On the surface a conservative writer, Priestley is in fact a radical one his experiments with form setting a template for later English “Time Plays” such as Caryl Churchill’s Cloud 9 (1979), Tom Stoppard’s Arcadia (1993), and Alan Ayckbourn’s Intimate Exchanges (1982). All three plays are inconceivable without Priestley’s example. Cloud 9 and Arcadia use the “jump in time” motif to span centuries—1879 and 1929 in Churchill’s play and the early 19th century and late 20th in Stoppard—whereas Ayckbourn’s play uses the time-jumping dramaturgy to pick up on the quintessentially Priestleyan theme of momentous yet seemingly inconsequential moments in life that pass by teh characters unnoticed.

The form in Time and the Conways is also curiously theatrical, with Priestley drawing our attention to the unique properties inherent in the theater. “Only an idiot would consider me a naturalistic dramatist,” Priestley wrote in 1946. “I was a wild one only pretending to be a tame one.” His plays, yes, are about socialism and England and country houses but also always, fundamentally, about the theater itself, which can switch effortlessly between linear and metaphorical time, offering striking vantage-points on past, present, and future.

In Rebecca Taichman’s recent Broadway production, at the American Airlines Theater, Priestley’s heightened visual language manifested in shocking and cathartic breaks of the illusionistic frame, with the figure of Kay stepping out of the picture-frame set and into the void-space of the theater. This happened three times, at the end of each Act, at the precise moments in Priestley’s text when Kay seemed to become aware of Time not as a fixed, linear thing but as something malleable and relative. In those moments, the plot of the play momentarily ceased its forward motion, allowing for a higher, metaphysical consciousness to fill the frame of the stage. In performance, by drawing attention to the artificiality of the playworld itself, Taichman masterfully transformed Priestley’s metaphysical theory of time into a metatheatrical recognition of the limits of the artistic illusion itself. Kay’s vision of a world outside linear time could only be gestured at, not fully staged. It existed in the sublime realm of the unstageable, the anti-theatrical, beyond rational comprehension or illustration.

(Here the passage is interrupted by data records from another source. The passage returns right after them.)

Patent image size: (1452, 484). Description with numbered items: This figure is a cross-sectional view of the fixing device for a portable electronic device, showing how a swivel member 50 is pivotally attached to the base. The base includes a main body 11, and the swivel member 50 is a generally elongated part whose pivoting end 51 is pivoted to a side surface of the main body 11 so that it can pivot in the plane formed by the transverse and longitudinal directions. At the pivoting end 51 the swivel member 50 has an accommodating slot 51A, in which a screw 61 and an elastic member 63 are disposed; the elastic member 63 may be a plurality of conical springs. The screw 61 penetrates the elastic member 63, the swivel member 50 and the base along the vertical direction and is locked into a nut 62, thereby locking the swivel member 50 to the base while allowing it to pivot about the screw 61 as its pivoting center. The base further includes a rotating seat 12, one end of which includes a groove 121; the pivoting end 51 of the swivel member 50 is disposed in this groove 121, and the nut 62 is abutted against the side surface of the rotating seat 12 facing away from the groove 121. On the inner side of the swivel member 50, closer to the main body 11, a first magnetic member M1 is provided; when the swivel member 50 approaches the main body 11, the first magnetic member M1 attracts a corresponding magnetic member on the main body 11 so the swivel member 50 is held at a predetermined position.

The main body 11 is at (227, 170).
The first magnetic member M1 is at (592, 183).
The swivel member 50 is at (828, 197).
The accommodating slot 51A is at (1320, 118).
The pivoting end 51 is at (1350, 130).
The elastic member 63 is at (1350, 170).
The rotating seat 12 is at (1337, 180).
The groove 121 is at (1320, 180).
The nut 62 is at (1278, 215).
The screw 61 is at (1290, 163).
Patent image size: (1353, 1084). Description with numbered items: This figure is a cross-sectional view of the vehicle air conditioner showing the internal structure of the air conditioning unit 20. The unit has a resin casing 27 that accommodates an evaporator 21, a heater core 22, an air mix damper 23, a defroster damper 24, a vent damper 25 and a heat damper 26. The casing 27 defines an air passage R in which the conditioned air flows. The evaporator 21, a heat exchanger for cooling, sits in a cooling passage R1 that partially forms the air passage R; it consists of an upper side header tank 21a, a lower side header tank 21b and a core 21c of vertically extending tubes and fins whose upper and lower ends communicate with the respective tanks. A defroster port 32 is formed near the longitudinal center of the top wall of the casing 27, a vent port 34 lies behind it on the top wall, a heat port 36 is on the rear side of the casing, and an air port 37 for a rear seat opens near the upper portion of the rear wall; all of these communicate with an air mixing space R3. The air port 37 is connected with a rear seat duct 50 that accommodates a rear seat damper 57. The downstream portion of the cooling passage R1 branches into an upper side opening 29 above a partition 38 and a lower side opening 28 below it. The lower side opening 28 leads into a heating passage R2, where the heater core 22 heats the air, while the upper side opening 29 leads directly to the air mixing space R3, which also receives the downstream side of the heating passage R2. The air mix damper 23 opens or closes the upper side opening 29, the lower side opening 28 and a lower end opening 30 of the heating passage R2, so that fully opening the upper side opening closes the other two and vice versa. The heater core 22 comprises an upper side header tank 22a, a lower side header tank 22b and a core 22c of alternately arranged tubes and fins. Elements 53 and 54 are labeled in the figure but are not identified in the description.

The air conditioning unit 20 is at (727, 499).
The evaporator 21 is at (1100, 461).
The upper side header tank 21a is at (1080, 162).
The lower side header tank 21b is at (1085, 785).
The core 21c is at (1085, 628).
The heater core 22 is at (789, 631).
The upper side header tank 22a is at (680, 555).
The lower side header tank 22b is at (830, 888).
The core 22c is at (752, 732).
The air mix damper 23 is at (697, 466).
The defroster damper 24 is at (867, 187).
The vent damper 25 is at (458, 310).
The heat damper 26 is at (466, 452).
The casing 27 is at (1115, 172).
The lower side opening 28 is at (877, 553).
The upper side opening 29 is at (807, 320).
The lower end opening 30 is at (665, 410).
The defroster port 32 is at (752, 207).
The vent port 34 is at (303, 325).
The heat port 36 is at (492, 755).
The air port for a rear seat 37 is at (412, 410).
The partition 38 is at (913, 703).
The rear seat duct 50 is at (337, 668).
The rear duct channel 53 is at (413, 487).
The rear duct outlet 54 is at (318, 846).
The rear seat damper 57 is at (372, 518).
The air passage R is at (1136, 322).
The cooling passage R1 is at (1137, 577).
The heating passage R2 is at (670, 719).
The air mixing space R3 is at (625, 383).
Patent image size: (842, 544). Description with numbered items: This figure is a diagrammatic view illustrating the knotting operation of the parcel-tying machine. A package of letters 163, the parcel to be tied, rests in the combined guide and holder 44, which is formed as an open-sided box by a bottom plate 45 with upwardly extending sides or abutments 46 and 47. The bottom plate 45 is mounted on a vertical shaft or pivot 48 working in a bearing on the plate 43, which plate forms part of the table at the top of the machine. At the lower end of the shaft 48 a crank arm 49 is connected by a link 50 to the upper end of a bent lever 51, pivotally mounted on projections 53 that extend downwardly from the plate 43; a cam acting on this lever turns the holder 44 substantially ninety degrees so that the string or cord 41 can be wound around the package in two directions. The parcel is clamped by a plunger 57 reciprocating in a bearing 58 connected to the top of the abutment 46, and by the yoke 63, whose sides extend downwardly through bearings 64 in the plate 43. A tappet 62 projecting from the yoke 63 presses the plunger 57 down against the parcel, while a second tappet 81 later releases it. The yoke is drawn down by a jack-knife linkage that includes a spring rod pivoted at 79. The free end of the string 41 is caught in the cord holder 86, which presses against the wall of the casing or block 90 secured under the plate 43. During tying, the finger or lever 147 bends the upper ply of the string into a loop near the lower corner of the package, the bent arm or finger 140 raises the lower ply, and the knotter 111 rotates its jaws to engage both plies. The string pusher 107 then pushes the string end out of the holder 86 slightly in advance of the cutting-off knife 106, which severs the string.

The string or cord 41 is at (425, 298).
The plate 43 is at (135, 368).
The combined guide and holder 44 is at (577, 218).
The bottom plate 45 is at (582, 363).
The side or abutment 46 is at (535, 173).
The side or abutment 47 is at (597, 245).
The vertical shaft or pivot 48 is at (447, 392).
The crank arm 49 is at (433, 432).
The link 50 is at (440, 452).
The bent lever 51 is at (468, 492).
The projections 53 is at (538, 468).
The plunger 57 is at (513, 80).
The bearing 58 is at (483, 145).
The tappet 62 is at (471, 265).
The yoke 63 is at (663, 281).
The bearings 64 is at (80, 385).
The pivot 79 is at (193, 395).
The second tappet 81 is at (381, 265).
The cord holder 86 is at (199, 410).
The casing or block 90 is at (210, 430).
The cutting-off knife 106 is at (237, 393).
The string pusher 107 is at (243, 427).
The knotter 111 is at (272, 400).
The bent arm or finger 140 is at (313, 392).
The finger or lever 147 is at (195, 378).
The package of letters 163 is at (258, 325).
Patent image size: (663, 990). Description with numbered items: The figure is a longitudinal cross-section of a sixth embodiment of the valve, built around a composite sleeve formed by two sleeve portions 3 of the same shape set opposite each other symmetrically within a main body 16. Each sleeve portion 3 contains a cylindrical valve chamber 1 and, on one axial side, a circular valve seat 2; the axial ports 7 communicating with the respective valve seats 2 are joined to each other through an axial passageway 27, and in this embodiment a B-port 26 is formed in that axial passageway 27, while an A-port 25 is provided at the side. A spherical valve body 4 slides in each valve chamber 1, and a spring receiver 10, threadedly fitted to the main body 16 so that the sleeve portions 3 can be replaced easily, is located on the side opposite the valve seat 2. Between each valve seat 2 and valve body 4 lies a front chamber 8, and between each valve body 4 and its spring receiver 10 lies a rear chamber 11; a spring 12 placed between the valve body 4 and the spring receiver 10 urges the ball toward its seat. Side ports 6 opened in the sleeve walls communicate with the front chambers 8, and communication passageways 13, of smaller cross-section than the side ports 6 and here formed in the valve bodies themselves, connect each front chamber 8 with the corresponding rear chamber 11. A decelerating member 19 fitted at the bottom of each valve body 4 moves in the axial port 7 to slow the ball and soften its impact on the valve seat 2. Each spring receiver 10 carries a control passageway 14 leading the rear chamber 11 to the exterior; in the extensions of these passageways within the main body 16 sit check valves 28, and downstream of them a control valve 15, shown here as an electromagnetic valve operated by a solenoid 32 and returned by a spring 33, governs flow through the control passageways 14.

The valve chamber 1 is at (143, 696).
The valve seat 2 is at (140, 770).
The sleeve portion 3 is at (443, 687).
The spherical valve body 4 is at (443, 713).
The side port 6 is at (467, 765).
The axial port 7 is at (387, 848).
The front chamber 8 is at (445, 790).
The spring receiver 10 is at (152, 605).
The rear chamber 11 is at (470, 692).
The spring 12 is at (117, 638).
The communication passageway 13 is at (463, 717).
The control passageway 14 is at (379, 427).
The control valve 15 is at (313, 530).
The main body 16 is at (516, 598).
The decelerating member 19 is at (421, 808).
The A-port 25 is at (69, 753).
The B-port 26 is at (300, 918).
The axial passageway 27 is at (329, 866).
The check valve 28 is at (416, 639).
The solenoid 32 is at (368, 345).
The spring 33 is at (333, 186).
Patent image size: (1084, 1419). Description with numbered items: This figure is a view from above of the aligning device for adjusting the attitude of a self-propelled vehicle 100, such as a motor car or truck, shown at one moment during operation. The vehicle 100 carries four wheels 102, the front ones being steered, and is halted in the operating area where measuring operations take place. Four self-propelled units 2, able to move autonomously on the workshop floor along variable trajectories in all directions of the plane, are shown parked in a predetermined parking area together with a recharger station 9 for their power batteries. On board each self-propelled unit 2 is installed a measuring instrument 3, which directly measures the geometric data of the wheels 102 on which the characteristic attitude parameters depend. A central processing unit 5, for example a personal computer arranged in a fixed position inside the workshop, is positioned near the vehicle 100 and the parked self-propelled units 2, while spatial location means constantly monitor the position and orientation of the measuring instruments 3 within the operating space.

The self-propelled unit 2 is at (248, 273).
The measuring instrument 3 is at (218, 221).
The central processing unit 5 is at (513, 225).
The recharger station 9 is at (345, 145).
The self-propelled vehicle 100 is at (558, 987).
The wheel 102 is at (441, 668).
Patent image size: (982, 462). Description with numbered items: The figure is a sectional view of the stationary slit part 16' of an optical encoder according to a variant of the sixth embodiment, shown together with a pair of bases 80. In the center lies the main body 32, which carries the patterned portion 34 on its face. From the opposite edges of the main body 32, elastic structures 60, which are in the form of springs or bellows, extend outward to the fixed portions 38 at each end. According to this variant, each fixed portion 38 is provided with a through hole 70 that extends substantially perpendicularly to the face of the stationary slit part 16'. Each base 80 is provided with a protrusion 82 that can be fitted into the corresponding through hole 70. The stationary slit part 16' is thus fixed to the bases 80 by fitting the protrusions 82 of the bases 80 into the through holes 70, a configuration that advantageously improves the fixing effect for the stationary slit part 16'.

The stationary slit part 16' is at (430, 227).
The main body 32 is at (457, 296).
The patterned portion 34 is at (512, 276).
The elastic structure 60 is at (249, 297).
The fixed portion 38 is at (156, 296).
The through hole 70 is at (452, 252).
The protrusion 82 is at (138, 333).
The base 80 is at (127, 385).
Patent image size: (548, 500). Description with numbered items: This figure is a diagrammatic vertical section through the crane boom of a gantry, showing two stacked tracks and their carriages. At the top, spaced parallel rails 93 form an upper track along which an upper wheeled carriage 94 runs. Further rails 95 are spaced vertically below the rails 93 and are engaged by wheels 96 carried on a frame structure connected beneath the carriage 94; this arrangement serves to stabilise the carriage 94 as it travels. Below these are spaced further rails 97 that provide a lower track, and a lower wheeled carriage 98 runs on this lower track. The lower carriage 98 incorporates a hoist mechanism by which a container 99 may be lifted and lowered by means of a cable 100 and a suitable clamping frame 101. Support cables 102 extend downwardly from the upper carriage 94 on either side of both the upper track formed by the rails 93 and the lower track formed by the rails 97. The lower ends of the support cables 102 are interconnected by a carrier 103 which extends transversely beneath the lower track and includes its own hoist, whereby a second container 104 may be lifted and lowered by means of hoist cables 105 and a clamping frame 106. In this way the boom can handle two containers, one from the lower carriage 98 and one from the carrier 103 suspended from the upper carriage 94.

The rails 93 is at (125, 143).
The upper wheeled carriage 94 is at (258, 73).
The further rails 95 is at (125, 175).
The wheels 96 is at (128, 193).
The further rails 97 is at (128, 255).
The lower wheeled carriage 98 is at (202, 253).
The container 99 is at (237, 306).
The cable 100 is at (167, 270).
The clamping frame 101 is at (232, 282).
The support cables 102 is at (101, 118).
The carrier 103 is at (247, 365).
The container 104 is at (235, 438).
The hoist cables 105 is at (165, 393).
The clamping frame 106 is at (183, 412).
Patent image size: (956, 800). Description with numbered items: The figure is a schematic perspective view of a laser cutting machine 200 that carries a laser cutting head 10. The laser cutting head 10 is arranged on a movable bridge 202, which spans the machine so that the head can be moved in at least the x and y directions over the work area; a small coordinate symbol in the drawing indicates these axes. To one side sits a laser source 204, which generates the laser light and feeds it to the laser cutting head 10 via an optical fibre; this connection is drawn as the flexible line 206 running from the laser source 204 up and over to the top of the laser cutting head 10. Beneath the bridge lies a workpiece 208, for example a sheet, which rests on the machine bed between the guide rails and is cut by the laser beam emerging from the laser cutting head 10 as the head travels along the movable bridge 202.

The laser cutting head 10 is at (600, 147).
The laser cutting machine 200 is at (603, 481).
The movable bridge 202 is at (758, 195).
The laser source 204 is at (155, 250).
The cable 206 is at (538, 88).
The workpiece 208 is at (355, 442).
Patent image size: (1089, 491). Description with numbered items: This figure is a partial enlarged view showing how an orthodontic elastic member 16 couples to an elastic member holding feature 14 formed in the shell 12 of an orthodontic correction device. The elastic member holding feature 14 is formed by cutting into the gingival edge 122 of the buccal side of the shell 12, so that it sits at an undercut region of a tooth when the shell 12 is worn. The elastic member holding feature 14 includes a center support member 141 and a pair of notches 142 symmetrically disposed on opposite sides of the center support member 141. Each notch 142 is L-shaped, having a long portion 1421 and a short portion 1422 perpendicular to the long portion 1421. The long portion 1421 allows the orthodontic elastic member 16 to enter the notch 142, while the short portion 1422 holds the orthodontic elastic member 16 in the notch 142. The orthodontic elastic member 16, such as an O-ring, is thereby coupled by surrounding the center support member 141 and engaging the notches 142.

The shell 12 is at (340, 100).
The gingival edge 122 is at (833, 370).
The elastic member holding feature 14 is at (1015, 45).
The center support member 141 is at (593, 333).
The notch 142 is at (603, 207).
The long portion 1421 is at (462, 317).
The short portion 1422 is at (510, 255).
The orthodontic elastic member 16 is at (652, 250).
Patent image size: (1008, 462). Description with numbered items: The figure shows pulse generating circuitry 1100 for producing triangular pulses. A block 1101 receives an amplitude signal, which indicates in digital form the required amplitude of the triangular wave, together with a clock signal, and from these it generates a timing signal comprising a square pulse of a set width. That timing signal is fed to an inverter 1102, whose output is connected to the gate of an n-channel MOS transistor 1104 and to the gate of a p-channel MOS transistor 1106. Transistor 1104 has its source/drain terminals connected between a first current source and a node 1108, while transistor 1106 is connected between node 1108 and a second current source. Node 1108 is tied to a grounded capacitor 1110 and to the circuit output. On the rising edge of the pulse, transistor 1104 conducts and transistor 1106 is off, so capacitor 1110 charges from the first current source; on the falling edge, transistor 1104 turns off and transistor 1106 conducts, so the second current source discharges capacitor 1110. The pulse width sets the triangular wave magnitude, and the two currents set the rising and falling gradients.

The subject of Priestley’s play turns out not to be the Conways at all. The true subject and action of the play is time’s relativity. “All I suggest in this play,” Priestley wrote in 1937, “is that the single and universal Time that is imagined to be hastening everything to decay and dissolution is an illusion; that our real selves are the whole stretches of our lives.” Like Shakespeare and Paula Vogel, Priestley creates a chain of correspondences uniting the action across time and space. The play is tragic if seen in its immediate, linear context. However, through Priestley’s expansion of the theater’s expressive capabilities—his synthesis of its capabilities for realism and imaginative fantasy—the nature of recognition is changed from personal to cosmic, from a tragic to a philosophical understanding of our whole selves, stretched along the wide gap of time from when we first were dissevered. At the end of Act 2, Alan speaks of “another time, which is only another kind of dream,” one where we can perceive the manifold shortcomings of our present moment and also our latent potential for goodness. There is a name for this dream. It is the theater.